I'm having a terrible time manuevering my full-keel offset prop H-28. She sails beautifully - but when going slow- under power or sail- she's a beast!
I went out for a sail today in Fisher's Island sound- wind was out of the west - I had difficulty getting back on my mooring under sail- so I turned on the engine- then handling got really difficult. Wont turn!
When I first launched her I had her put in a slip to rig the sails- trying to back out of the slip and head down the lane to get out to the mooring was a horror show- even with the help of a very experienced sailor.
Any one have experience or advice to share?
Anyone want to come teach me how to handle her?
Amy, unfortunately I'm a little too far away, but I'm sure there are plenty of people closer who could help.
It's a matter of getting to know your boat and that might take some time. At slow (manoevering) speeds you'll find the rudder is merely a suggestion of where you want to go - not the actual direction-control device you might think it is - but with a combination of rudder, engine revs, speed and a rope or two to pull you in the right direction, you should be okay under light conditions.
First off, prop-walk. You'll need it to get in and out of a slip. It's a matter of putting the engine in gear, at idle, and watching which way the stern goes in forward and reverse. Remember that and increase/decrease revs to turn the boat as you back out. With an offset prop, you'll probably find she goes astern better one way than the other - work with it.
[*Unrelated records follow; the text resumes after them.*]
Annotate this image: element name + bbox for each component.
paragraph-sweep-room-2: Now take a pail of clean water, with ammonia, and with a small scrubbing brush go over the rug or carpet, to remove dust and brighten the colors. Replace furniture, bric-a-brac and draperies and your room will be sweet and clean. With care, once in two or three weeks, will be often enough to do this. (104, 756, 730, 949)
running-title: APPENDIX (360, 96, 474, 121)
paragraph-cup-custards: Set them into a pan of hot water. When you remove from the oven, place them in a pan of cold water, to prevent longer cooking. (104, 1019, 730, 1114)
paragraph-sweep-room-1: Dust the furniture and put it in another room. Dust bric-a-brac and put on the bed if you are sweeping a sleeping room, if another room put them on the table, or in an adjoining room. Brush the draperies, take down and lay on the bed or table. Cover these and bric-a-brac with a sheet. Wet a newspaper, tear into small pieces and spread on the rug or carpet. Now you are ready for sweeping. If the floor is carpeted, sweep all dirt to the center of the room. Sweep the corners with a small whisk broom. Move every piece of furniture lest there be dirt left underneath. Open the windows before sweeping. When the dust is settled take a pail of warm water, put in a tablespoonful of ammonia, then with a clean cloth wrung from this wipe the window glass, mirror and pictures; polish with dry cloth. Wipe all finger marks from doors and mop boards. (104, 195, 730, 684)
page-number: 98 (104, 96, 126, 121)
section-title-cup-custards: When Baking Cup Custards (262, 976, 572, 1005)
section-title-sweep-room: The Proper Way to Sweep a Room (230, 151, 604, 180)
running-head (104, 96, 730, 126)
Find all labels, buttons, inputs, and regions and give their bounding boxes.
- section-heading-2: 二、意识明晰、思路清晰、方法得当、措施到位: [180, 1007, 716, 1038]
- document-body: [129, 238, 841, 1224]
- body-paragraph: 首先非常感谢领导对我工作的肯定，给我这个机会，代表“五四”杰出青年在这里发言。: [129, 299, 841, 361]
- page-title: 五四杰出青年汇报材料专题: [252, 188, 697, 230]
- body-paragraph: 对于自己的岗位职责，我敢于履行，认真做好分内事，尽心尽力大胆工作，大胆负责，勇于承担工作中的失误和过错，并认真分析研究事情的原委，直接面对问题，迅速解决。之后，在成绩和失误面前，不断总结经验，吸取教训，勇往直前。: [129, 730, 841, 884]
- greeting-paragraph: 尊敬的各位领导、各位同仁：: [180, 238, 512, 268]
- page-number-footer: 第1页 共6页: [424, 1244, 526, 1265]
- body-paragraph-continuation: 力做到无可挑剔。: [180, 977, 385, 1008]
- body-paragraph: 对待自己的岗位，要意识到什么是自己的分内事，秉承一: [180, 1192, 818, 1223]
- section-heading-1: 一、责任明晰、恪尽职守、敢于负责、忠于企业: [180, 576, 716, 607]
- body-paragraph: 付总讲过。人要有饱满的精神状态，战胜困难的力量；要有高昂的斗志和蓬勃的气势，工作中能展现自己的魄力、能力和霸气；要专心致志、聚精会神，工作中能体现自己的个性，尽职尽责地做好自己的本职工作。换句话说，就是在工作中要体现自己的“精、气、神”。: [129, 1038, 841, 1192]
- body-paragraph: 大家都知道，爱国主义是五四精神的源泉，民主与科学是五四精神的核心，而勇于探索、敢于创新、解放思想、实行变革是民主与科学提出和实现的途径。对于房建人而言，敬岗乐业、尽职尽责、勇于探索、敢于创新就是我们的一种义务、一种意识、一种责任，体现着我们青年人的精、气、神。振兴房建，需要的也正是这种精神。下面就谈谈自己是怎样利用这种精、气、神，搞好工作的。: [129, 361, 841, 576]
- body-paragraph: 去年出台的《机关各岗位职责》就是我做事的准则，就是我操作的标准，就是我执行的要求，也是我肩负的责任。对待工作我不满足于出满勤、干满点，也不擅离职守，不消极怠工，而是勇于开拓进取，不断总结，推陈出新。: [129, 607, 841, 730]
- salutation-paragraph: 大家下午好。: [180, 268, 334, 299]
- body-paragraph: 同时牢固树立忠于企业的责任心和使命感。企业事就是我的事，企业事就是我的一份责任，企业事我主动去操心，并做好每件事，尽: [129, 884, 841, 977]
Second, sails. Backing the headsail will help you turn the boat in anything more than light winds. Do that to help steer the boat. Sail balance is critical.
Third, turning circle. Your boat isn't as maneuverable as many others so make sure you have plenty of room to turn. Don't try to cut corners - it doesn't work. If you're coming into a dock, shift into neutral early and steer in using just the forward momentum of the boat. Use the engine only at the last moment, remembering which way the stern will go when you do.
These are all techniques the old salts needed that aren't required so much on "modern" boats that turn on a dime, but once you get a handle on it hopefully you'll enjoy the challenge of "real" seapersonship!